Luc et Agnès Robillard, proches (parents)
« Nous avons vécu beaucoup d’isolement. Notre enfant était spécial. Le lien affectif ne s’est pas fait, il a été diagnostiqué autiste. On le voit comme un étranger, mais l’amour maternel prend le dessus. Les médecins nous ont dépeint son avenir : un appartement supervisé et un travail dans un atelier spécialisé. Nous nous sommes dit : pourquoi pas, cela lui fait un avenir. Mais le chemin a été différent. À l’hôpital où il était avant, on exigeait beaucoup trop de lui, on voulait en faire une personne normale. Il avait un comportement hors-norme : il empruntait les bougies dans les automobiles, ramasser tous les mégots et les balles de golf (une véritable passion), il collait son visage aux gens qui lui parlaient et il avait des crises de violence. Alors nous avons acheté un chalet dans le Nord pour l’emmener les fins de semaine, lors de ses sorties de l’hôpital. Nous nous sommes isolés des gens, des jugements. Notre fils était stigmatisé par la société et nous le sommes devenus en même temps que lui. Maintenant que notre fils a 47 ans et que nous vieillissons, nous avons des inquiétudes : la société aura-t-elle toujours une place pour lui, un « asile » au sens positif du terme. La tendance est de vider les hôpitaux psychiatriques qui deviennent des centres de recherche. Qu’en est-il aussi de la loi concernant les soins de fin de vie ? N’y a-t-il pas de pire souffrance que la souffrance mentale ? Nous avons pu compter sur des associations de parents pour nous soutenir. Nous avions des histoires communes à nous raconter, ce n’est pas toujours malheureux, on peut même en rire. Avec le recul, il nous a rendu heureux».
Étienne Boucher, infirmier clinicien
« Je travaille au programme des Troubles psychotiques, en réadaptation intensive.
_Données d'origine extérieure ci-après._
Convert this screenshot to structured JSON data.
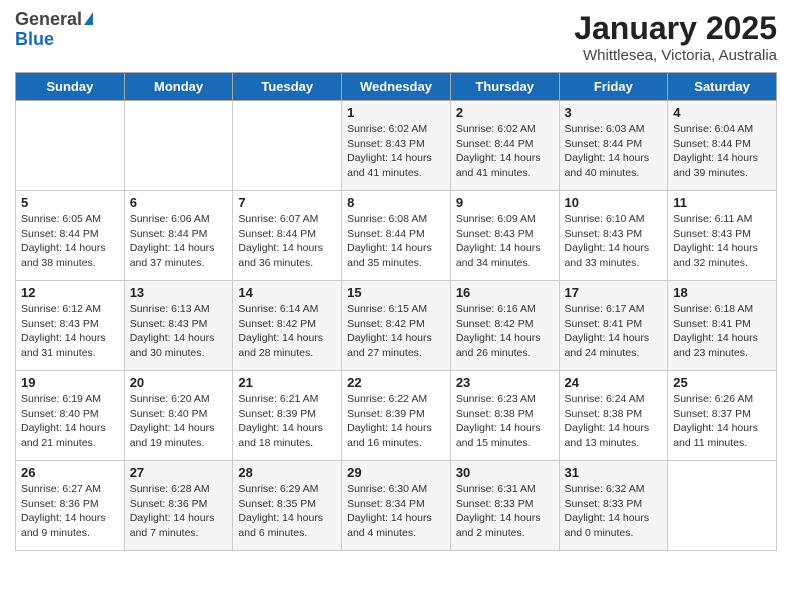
{
  "header": {
    "logo_general": "General",
    "logo_blue": "Blue",
    "title": "January 2025",
    "subtitle": "Whittlesea, Victoria, Australia"
  },
  "weekdays": [
    "Sunday",
    "Monday",
    "Tuesday",
    "Wednesday",
    "Thursday",
    "Friday",
    "Saturday"
  ],
  "weeks": [
    [
      {
        "day": "",
        "info": ""
      },
      {
        "day": "",
        "info": ""
      },
      {
        "day": "",
        "info": ""
      },
      {
        "day": "1",
        "info": "Sunrise: 6:02 AM\nSunset: 8:43 PM\nDaylight: 14 hours\nand 41 minutes."
      },
      {
        "day": "2",
        "info": "Sunrise: 6:02 AM\nSunset: 8:44 PM\nDaylight: 14 hours\nand 41 minutes."
      },
      {
        "day": "3",
        "info": "Sunrise: 6:03 AM\nSunset: 8:44 PM\nDaylight: 14 hours\nand 40 minutes."
      },
      {
        "day": "4",
        "info": "Sunrise: 6:04 AM\nSunset: 8:44 PM\nDaylight: 14 hours\nand 39 minutes."
      }
    ],
    [
      {
        "day": "5",
        "info": "Sunrise: 6:05 AM\nSunset: 8:44 PM\nDaylight: 14 hours\nand 38 minutes."
      },
      {
        "day": "6",
        "info": "Sunrise: 6:06 AM\nSunset: 8:44 PM\nDaylight: 14 hours\nand 37 minutes."
      },
      {
        "day": "7",
        "info": "Sunrise: 6:07 AM\nSunset: 8:44 PM\nDaylight: 14 hours\nand 36 minutes."
      },
      {
        "day": "8",
        "info": "Sunrise: 6:08 AM\nSunset: 8:44 PM\nDaylight: 14 hours\nand 35 minutes."
      },
      {
        "day": "9",
        "info": "Sunrise: 6:09 AM\nSunset: 8:43 PM\nDaylight: 14 hours\nand 34 minutes."
      },
      {
        "day": "10",
        "info": "Sunrise: 6:10 AM\nSunset: 8:43 PM\nDaylight: 14 hours\nand 33 minutes."
      },
      {
        "day": "11",
        "info": "Sunrise: 6:11 AM\nSunset: 8:43 PM\nDaylight: 14 hours\nand 32 minutes."
      }
    ],
    [
      {
        "day": "12",
        "info": "Sunrise: 6:12 AM\nSunset: 8:43 PM\nDaylight: 14 hours\nand 31 minutes."
      },
      {
        "day": "13",
        "info": "Sunrise: 6:13 AM\nSunset: 8:43 PM\nDaylight: 14 hours\nand 30 minutes."
      },
      {
        "day": "14",
        "info": "Sunrise: 6:14 AM\nSunset: 8:42 PM\nDaylight: 14 hours\nand 28 minutes."
      },
      {
        "day": "15",
        "info": "Sunrise: 6:15 AM\nSunset: 8:42 PM\nDaylight: 14 hours\nand 27 minutes."
      },
      {
        "day": "16",
        "info": "Sunrise: 6:16 AM\nSunset: 8:42 PM\nDaylight: 14 hours\nand 26 minutes."
      },
      {
        "day": "17",
        "info": "Sunrise: 6:17 AM\nSunset: 8:41 PM\nDaylight: 14 hours\nand 24 minutes."
      },
      {
        "day": "18",
        "info": "Sunrise: 6:18 AM\nSunset: 8:41 PM\nDaylight: 14 hours\nand 23 minutes."
      }
    ],
    [
      {
        "day": "19",
        "info": "Sunrise: 6:19 AM\nSunset: 8:40 PM\nDaylight: 14 hours\nand 21 minutes."
      },
      {
        "day": "20",
        "info": "Sunrise: 6:20 AM\nSunset: 8:40 PM\nDaylight: 14 hours\nand 19 minutes."
      },
      {
        "day": "21",
        "info": "Sunrise: 6:21 AM\nSunset: 8:39 PM\nDaylight: 14 hours\nand 18 minutes."
      },
      {
        "day": "22",
        "info": "Sunrise: 6:22 AM\nSunset: 8:39 PM\nDaylight: 14 hours\nand 16 minutes."
      },
      {
        "day": "23",
        "info": "Sunrise: 6:23 AM\nSunset: 8:38 PM\nDaylight: 14 hours\nand 15 minutes."
      },
      {
        "day": "24",
        "info": "Sunrise: 6:24 AM\nSunset: 8:38 PM\nDaylight: 14 hours\nand 13 minutes."
      },
      {
        "day": "25",
        "info": "Sunrise: 6:26 AM\nSunset: 8:37 PM\nDaylight: 14 hours\nand 11 minutes."
      }
    ],
    [
      {
        "day": "26",
        "info": "Sunrise: 6:27 AM\nSunset: 8:36 PM\nDaylight: 14 hours\nand 9 minutes."
      },
      {
        "day": "27",
        "info": "Sunrise: 6:28 AM\nSunset: 8:36 PM\nDaylight: 14 hours\nand 7 minutes."
      },
      {
        "day": "28",
        "info": "Sunrise: 6:29 AM\nSunset: 8:35 PM\nDaylight: 14 hours\nand 6 minutes."
      },
      {
        "day": "29",
        "info": "Sunrise: 6:30 AM\nSunset: 8:34 PM\nDaylight: 14 hours\nand 4 minutes."
      },
      {
        "day": "30",
        "info": "Sunrise: 6:31 AM\nSunset: 8:33 PM\nDaylight: 14 hours\nand 2 minutes."
      },
      {
        "day": "31",
        "info": "Sunrise: 6:32 AM\nSunset: 8:33 PM\nDaylight: 14 hours\nand 0 minutes."
      },
      {
        "day": "",
        "info": ""
      }
    ]
  ]
}
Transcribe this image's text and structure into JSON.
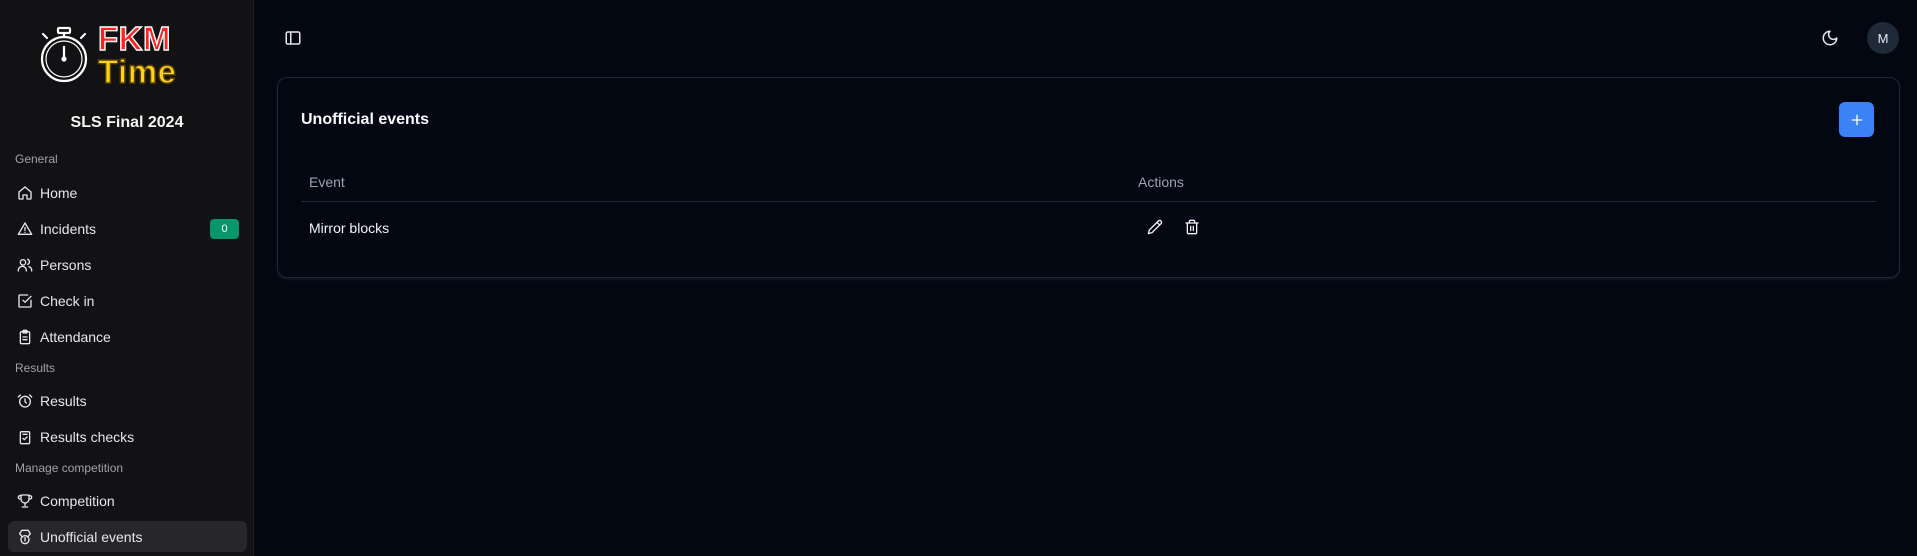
{
  "competition": {
    "name": "SLS Final 2024"
  },
  "logo": {
    "line1": "FKM",
    "line2": "Time"
  },
  "sidebar": {
    "groups": [
      {
        "label": "General"
      },
      {
        "label": "Results"
      },
      {
        "label": "Manage competition"
      }
    ],
    "items": [
      {
        "label": "Home",
        "icon": "home-icon"
      },
      {
        "label": "Incidents",
        "icon": "warning-icon",
        "badge": "0"
      },
      {
        "label": "Persons",
        "icon": "users-icon"
      },
      {
        "label": "Check in",
        "icon": "check-square-icon"
      },
      {
        "label": "Attendance",
        "icon": "clipboard-icon"
      },
      {
        "label": "Results",
        "icon": "alarm-clock-icon"
      },
      {
        "label": "Results checks",
        "icon": "clipboard-check-icon"
      },
      {
        "label": "Competition",
        "icon": "trophy-icon"
      },
      {
        "label": "Unofficial events",
        "icon": "medal-icon",
        "active": true
      }
    ]
  },
  "header": {
    "avatar_initial": "M"
  },
  "main": {
    "card_title": "Unofficial events",
    "columns": [
      "Event",
      "Actions"
    ],
    "rows": [
      {
        "event": "Mirror blocks"
      }
    ]
  },
  "colors": {
    "accent": "#3b82f6",
    "badge": "#059669",
    "background": "#030712",
    "sidebar": "#121214"
  }
}
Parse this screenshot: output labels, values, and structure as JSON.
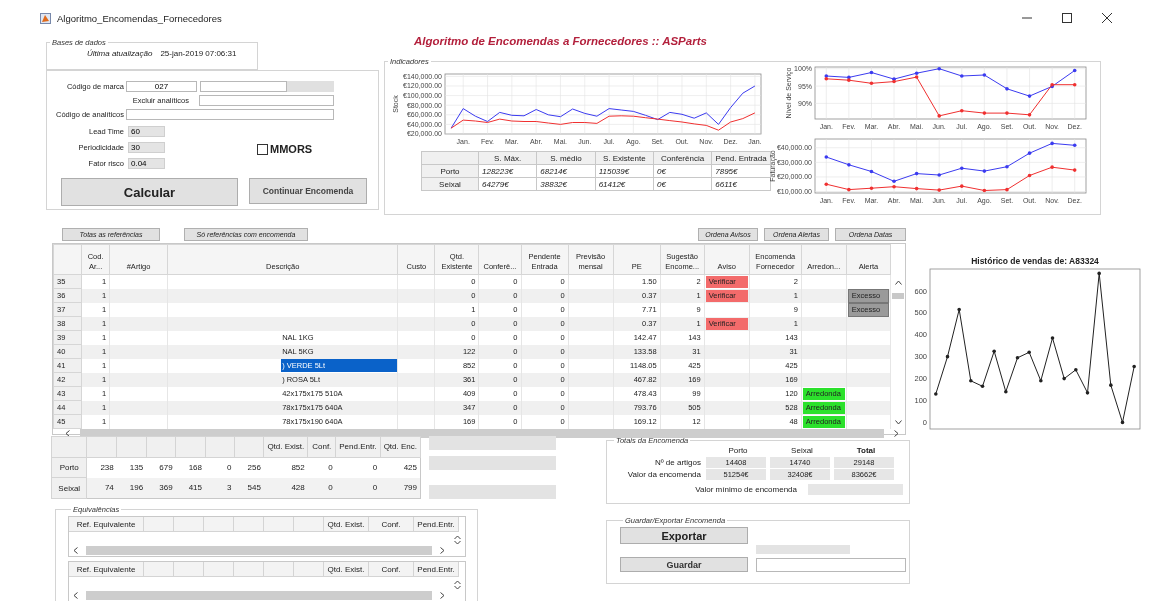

C’est la 3ème ligne. Les personnes que je rencontre ont entre 20 et 30 ans et souffrent de troubles psychotiques réfractaires. Ce sont des patients très atteints. Ils restent à l’hôpital durant 18 mois et on les prépare pour le retour en société, en appartement supervisé. On peut se rétablir de la maladie en suivant un cheminement clinique. Ce que je fais ce sont des « alliances thérapeutiques », je partage des choses au quotidien avec les patients, ce n’est pas une relation utilitaire - on se croise, se salue dans un climat égalitaire, nous entrons en relation. Je ne vois pas ça comme un travail ou une tâche. Je tisse un lien et une fois qu’existe ce lien, je tente de rattraper le client quand il va moins bien, de l’orienter dans la réalité sans confronter ce qu’il pense, car c’est pour lui « sa » réalité, ce qu’il vit. C’est la maladie qui a alors le contrôle. Nous partageons des choses au quotidien, cela réaligne les valeurs et les besoins vers l’essentiel. La médication est encore lourde et présente de nombreux effets secondaires alors nous essayons d’implanter un environnement pour le patient (couverture lourde, sas d’isolement, etc.) pour qu’il puisse reprendre le contrôle sur sa maladie, se rétablir et un jour, sortir d’ici. »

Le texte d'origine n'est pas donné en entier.